What is Ringworm?
Ringworm refers to a common fungal infection that affects the skin, nails and scalp. Although the name may be misleading, it is not a worm at all. One of the distinguishing features of ringworms is patches of red rings which appear on the skin. These rings look like bumpy, scaly borders with white centers which may look like blisters. The centers usually heal over time and become hard and crusty, but the outer edges become inflamed and spread outwards.
There are different types of ringworm which include body ringworm, scalp ringworm, ringworm of the groin and nails:
Body ringworm (tinea corporis) causes flaky sores that can be dry and scaly or moist or crusty. It affects any part of the body except the scalp, beard area and the feet.
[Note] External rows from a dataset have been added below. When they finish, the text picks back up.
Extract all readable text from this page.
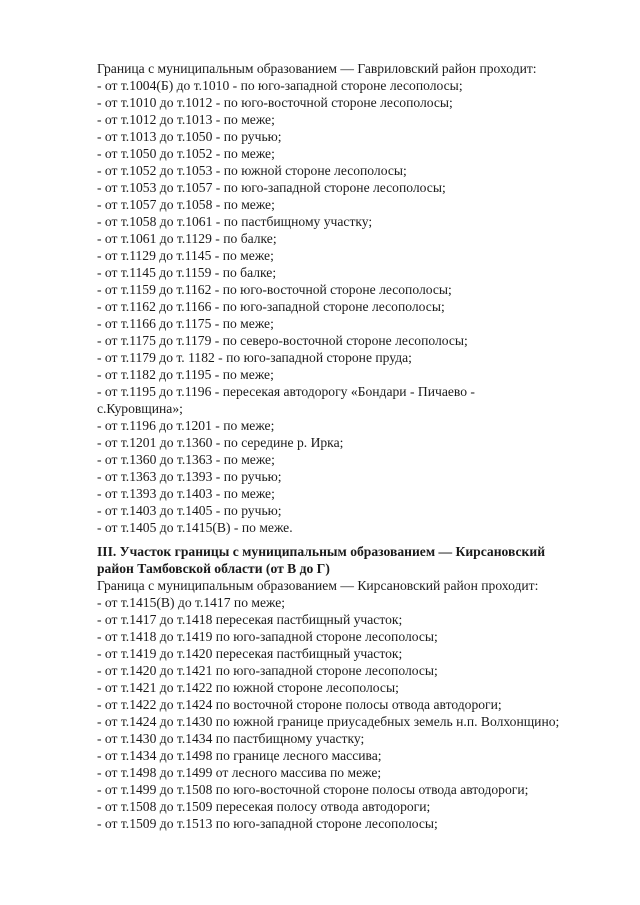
Граница с муниципальным образованием — Гавриловский район проходит:
- от т.1004(Б) до т.1010 - по юго-западной стороне лесополосы;
- от т.1010 до т.1012 - по юго-восточной стороне лесополосы;
- от т.1012 до т.1013 - по меже;
- от т.1013 до т.1050 - по ручью;
- от т.1050 до т.1052 - по меже;
- от т.1052 до т.1053 - по южной стороне лесополосы;
- от т.1053 до т.1057 - по юго-западной стороне лесополосы;
- от т.1057 до т.1058 - по меже;
- от т.1058 до т.1061 - по пастбищному участку;
- от т.1061 до т.1129 - по балке;
- от т.1129 до т.1145 - по меже;
- от т.1145 до т.1159 - по балке;
- от т.1159 до т.1162 - по юго-восточной стороне лесополосы;
- от т.1162 до т.1166 - по юго-западной стороне лесополосы;
- от т.1166 до т.1175 - по меже;
- от т.1175 до т.1179 - по северо-восточной стороне лесополосы;
- от т.1179 до т. 1182 - по юго-западной стороне пруда;
- от т.1182 до т.1195 - по меже;
- от т.1195 до т.1196 - пересекая автодорогу «Бондари - Пичаево -
с.Куровщина»;
- от т.1196 до т.1201 - по меже;
- от т.1201 до т.1360 - по середине р. Ирка;
- от т.1360 до т.1363 - по меже;
- от т.1363 до т.1393 - по ручью;
- от т.1393 до т.1403 - по меже;
- от т.1403 до т.1405 - по ручью;
- от т.1405 до т.1415(В) - по меже.
III. Участок границы с муниципальным образованием — Кирсановский
район Тамбовской области (от В до Г)
Граница с муниципальным образованием — Кирсановский район проходит:
- от т.1415(В) до т.1417 по меже;
- от т.1417 до т.1418 пересекая пастбищный участок;
- от т.1418 до т.1419 по юго-западной стороне лесополосы;
- от т.1419 до т.1420 пересекая пастбищный участок;
- от т.1420 до т.1421 по юго-западной стороне лесополосы;
- от т.1421 до т.1422 по южной стороне лесополосы;
- от т.1422 до т.1424 по восточной стороне полосы отвода автодороги;
- от т.1424 до т.1430 по южной границе приусадебных земель н.п. Волхонщино;
- от т.1430 до т.1434 по пастбищному участку;
- от т.1434 до т.1498 по границе лесного массива;
- от т.1498 до т.1499 от лесного массива по меже;
- от т.1499 до т.1508 по юго-восточной стороне полосы отвода автодороги;
- от т.1508 до т.1509 пересекая полосу отвода автодороги;
- от т.1509 до т.1513 по юго-западной стороне лесополосы;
Scalp ringworm (tinea capitis) also known as tinea capitis causes scaly, swollen blisters or resembles a rash that looks like black dots. This type of ringworm may become inflamed and filled with pus. Sometimes flaky, round bald patches may develop. Scarring and permanent hair loss may also occur. Scalp ringworm tends to affect children more often.
Ringworm of the groin (tinea cruris) also referred to as tinea cruris or jock itch may spread to the inner thighs, external genitalia and buttocks. It is characterized by raised red sores with well-defined edges.
Ringworm of the nails (tinea unguium) also known as tinea unguium is not as common as the other types of ringworm. This type of ringworm develops at the tip of the toenail, gradually becoming thicker and discolored. Eventually, it may begin to die off and pull away from the nail bed.
Ringworm of the feet (tinea pedis) also known as tinea pedis or athlete’s foot looks like a rash of scaly, red patches which are usually found between a person’s toes. The skin usually becomes scaly, peels or cracks between the toes or on the sole or heel of the foot. In severe cases, the toenails may become infected, thicken, crumble and even fall out. Blisters between the toes, on the heel or on the sole of the foot may also occur.